La Hna. Magdalena Guadalupe es carmelita descalza. Nos escribe con un testimonio verdaderamente impresionante en el que nos explica cómo, el descubrimiento de la vida de la Hna. Clare, ha trasformado y sanado su forma de plantear su propia vida religiosa, vida que –a pesar de su juventud- se estaba deslizando en un cuesta debajo de sin sentido, atada por muchas cosas que le estaban impidiendo entregarse de veras a Jesucristo. La Hna. Magdalena Guadalupe ha querido compartir su testimonio con nosotros, consciente de lo mucho que puede ayudar a otras personas que estén pasando –como ella- un periodo de oscuridad y confusión. Su intención es que todos sepan “que hay quienes interceden por nosotros, y en mi caso fue la tan querida para todos hna. Clare”.

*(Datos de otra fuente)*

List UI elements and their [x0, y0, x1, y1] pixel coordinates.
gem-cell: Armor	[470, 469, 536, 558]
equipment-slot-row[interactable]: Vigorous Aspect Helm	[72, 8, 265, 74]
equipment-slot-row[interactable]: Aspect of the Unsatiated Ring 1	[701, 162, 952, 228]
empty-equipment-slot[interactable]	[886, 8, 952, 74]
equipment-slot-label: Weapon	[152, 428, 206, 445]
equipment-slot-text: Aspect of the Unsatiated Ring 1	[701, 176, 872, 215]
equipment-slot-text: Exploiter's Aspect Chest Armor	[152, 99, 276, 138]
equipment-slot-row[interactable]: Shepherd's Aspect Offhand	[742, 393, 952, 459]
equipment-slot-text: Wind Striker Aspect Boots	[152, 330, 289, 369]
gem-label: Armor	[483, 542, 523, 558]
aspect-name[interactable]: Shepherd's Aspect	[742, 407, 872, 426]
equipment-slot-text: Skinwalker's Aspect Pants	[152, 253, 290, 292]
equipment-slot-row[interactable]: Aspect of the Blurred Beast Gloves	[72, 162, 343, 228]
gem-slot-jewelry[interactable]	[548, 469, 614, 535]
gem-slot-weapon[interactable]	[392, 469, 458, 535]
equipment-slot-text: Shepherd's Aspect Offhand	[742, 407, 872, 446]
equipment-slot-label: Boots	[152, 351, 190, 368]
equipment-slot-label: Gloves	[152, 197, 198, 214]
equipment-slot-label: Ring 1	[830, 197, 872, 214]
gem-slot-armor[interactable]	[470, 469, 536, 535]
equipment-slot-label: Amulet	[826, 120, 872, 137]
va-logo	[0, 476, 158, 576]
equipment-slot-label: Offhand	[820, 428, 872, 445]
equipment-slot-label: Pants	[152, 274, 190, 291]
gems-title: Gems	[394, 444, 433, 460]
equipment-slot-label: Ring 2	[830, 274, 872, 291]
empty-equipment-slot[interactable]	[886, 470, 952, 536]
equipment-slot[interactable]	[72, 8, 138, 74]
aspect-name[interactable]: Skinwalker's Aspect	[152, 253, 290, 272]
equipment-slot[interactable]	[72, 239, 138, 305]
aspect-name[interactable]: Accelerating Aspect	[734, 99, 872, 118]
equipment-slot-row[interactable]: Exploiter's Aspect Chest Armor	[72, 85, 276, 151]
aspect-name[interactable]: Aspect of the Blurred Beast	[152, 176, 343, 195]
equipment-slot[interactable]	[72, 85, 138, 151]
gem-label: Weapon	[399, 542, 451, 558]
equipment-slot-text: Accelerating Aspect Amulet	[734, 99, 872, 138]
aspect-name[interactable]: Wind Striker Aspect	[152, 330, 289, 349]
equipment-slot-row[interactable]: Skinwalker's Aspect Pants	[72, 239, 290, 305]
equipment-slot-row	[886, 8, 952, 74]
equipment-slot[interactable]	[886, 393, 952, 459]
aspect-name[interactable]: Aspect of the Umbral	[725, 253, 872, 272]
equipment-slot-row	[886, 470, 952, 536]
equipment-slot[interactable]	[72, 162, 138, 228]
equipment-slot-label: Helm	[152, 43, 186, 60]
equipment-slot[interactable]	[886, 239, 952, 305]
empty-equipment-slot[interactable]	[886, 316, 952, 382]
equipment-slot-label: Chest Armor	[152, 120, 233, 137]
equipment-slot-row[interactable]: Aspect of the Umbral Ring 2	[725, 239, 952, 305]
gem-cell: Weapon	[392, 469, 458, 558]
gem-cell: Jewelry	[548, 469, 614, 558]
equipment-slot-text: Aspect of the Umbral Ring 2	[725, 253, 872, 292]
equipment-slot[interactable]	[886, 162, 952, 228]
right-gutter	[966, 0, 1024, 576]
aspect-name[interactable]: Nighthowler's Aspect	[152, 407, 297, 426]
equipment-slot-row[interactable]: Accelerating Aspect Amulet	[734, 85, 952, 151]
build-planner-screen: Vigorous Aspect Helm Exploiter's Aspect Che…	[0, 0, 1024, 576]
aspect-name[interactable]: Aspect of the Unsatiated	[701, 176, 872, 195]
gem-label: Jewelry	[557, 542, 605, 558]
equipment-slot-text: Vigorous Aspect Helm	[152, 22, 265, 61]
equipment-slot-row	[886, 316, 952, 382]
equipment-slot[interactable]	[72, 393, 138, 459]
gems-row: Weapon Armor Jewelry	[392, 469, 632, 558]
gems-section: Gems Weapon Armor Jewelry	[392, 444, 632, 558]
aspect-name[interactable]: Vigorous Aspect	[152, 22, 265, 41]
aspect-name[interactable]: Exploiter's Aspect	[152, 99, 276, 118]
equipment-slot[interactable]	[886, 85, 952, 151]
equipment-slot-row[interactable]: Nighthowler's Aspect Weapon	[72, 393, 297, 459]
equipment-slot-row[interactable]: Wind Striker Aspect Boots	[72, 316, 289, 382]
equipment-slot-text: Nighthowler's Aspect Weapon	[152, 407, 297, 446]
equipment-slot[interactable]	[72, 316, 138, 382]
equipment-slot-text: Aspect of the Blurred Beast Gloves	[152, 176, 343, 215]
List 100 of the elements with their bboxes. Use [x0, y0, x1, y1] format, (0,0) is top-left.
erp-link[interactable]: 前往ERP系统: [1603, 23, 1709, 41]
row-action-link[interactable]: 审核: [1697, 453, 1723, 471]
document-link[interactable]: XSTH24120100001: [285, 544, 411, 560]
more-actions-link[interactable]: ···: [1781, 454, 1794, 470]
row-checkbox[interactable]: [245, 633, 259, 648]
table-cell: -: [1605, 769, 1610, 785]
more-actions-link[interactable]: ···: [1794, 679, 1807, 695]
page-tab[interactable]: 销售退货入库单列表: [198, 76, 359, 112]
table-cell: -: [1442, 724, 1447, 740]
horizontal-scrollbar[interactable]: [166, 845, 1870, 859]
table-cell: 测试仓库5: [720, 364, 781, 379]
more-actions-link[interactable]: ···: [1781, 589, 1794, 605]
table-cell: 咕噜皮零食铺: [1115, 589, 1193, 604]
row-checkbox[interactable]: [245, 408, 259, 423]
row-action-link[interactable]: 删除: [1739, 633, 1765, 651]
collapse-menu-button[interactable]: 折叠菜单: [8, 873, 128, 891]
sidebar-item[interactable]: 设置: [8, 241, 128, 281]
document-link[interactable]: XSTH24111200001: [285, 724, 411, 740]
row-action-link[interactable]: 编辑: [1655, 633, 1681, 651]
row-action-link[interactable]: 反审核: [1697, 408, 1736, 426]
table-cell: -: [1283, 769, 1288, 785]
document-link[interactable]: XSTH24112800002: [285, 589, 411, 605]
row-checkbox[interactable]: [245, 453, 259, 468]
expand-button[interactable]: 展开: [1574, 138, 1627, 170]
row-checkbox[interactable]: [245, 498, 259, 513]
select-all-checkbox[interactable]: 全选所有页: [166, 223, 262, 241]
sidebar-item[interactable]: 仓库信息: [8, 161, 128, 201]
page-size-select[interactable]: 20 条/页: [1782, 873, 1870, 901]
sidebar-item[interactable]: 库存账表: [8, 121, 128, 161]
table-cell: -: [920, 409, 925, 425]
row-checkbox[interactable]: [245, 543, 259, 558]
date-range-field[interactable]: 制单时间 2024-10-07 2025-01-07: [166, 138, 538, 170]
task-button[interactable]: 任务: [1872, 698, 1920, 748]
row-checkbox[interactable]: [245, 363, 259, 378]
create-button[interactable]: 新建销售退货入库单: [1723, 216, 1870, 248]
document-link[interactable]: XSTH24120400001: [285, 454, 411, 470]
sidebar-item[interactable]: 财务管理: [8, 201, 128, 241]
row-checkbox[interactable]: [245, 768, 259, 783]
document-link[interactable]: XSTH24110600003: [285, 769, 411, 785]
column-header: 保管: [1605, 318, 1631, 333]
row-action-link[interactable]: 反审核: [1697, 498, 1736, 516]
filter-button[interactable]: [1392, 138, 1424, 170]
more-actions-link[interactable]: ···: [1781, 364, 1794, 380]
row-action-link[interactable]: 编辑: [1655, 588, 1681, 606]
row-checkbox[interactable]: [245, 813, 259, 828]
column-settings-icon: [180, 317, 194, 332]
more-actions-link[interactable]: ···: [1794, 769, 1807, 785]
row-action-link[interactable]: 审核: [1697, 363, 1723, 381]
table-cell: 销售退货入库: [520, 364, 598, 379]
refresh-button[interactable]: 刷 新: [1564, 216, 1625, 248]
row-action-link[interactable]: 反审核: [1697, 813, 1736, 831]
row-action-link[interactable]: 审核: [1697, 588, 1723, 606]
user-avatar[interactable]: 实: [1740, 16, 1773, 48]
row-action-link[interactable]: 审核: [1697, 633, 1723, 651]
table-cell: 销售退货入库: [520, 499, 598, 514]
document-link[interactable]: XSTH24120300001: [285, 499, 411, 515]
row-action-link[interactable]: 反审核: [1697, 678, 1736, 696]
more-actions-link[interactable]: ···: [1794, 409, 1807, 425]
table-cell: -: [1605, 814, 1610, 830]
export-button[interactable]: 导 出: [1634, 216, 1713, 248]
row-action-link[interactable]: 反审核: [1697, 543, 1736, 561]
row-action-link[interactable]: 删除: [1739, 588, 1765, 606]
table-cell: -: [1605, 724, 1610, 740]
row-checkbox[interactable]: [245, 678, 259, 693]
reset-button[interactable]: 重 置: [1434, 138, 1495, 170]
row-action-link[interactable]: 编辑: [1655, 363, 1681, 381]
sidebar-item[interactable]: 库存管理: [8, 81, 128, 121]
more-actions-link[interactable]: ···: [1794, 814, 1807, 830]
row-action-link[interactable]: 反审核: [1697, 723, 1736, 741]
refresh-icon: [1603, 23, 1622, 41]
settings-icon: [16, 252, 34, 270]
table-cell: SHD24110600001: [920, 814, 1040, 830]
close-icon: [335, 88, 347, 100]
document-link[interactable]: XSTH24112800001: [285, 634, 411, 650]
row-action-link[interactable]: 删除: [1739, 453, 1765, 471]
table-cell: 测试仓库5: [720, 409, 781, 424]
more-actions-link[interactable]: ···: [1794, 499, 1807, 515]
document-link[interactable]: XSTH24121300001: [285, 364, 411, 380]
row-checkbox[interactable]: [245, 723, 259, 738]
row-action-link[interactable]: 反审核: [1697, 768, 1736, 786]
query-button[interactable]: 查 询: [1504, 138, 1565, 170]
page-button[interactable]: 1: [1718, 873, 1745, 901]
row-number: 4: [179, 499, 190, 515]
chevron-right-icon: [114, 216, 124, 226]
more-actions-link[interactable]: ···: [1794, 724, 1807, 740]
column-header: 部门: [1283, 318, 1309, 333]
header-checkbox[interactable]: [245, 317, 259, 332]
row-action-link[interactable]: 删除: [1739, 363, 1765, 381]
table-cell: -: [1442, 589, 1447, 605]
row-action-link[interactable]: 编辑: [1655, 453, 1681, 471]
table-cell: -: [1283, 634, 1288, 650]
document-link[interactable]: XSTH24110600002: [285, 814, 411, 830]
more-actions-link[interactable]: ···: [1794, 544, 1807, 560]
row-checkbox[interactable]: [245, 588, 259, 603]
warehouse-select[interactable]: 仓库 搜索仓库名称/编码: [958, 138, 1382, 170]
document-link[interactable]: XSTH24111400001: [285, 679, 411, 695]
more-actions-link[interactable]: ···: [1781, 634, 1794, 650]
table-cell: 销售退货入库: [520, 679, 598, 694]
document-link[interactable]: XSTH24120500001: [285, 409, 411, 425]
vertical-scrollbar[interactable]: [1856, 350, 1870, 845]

Yo soy una hermana Carmelita Descalza, de votos temporales. Aunque no conocí personalmente a la Hna. Clare, llegó a mi vida a través de un vídeo sobre ella, por medio de la Providencia, un video que vi en Youtube de su testimonio de vida. Para mi fue como decir: “¡¡¡¡Ah, qué padre!!!! Una conversión de una chica con grandes deseos, que se hizo monja”. Como tenía la reproducción automática, al terminar ese video comenzó el de “En memoria de la Hna. Clare”. Para mi fue una sorpresa del tamaño de una cascada. Me quedé impresionada de que ¡¡¡¡ya hubiera muerto!!!! 

No me quedé tranquila, y seguí con el vídeo de sus votos perpetuos. Y ahí ya no pude más... Comencé a llorar y a llorar, porque en mi vida consagrada yo iba como en declive. Acababa de profesar; de hecho, ese mismo día cumplía dos meses de mi profesión temporal, y me sentía atada a muchas cosas. Me sentía cansada, como en un sinsentido de mi vida consagrada, sin un por qué o un para qué. Llevaba ya un tiempo "enviciada" en internet, y dejando a un lado mi oración. Pero cuando conocí la vida de la Hna. Clare, y el hecho de que fue una conversión y una llamada de Dios de manera progresiva, desde no conocer ni siquiera qué era la Eucaristía, hasta culminar su vida y su vocación en una total fidelidad, fue como una sacudida en mi interior. 

La experimenté como hermana, amiga y compañera, como confidente que cobijaba mi alma con una ternura y un amor que no pude dudar que venía de Dios, por intercesión de ella. Fue un toque transformativo, porque regresó en ese mismo instante el amor a Jesús mi Esposo, a mi Comunidad, a mi Consagración. Y un rechazo total a todo lo que me impedía unirme a Dios. 

Fue a tal grado mi radicalidad que, en ese mismo momento, llamé a mi Superiora. Ante ella renové mi entrega y, en su presencia, destruí y borré todo aquello que me estaba haciendo mal y me impedía caminar hacia Jesús. Sé que pude hacerlo por el testimonio de vida de la Hna. Clare, que renovó mi Amor y le dio vitalidad a mi consagración. Sin ninguna duda ella intercedió por mi y cambió mi corazón.

Desde entonces no dejo de invocarla. Cuando hay cualquier dificultad en mi vida o en mi comunidad, su recuerdo me trae paz, y me impulsa a darme y a querer dar la vida como ella - como Jesús- en favor de otros. 

Se ha vuelto mi amiga y confidente. Le confío mis asuntos. De momento, hasta esperar el veredicto de la Iglesia, me abstengo de llamarla de la forma en que mi corazón me impulsa a hacerlo, y es: Santa Hna. Clare.

Gracias Hna. Clare, si no fuera por ti esa noche que llegaste a mi vida, el impulso y la fuerza que ahora siento en mi Vida Consagrada no estaría presente. Gracias, mil gracias. No dejes de acompañarme hoy y siempre.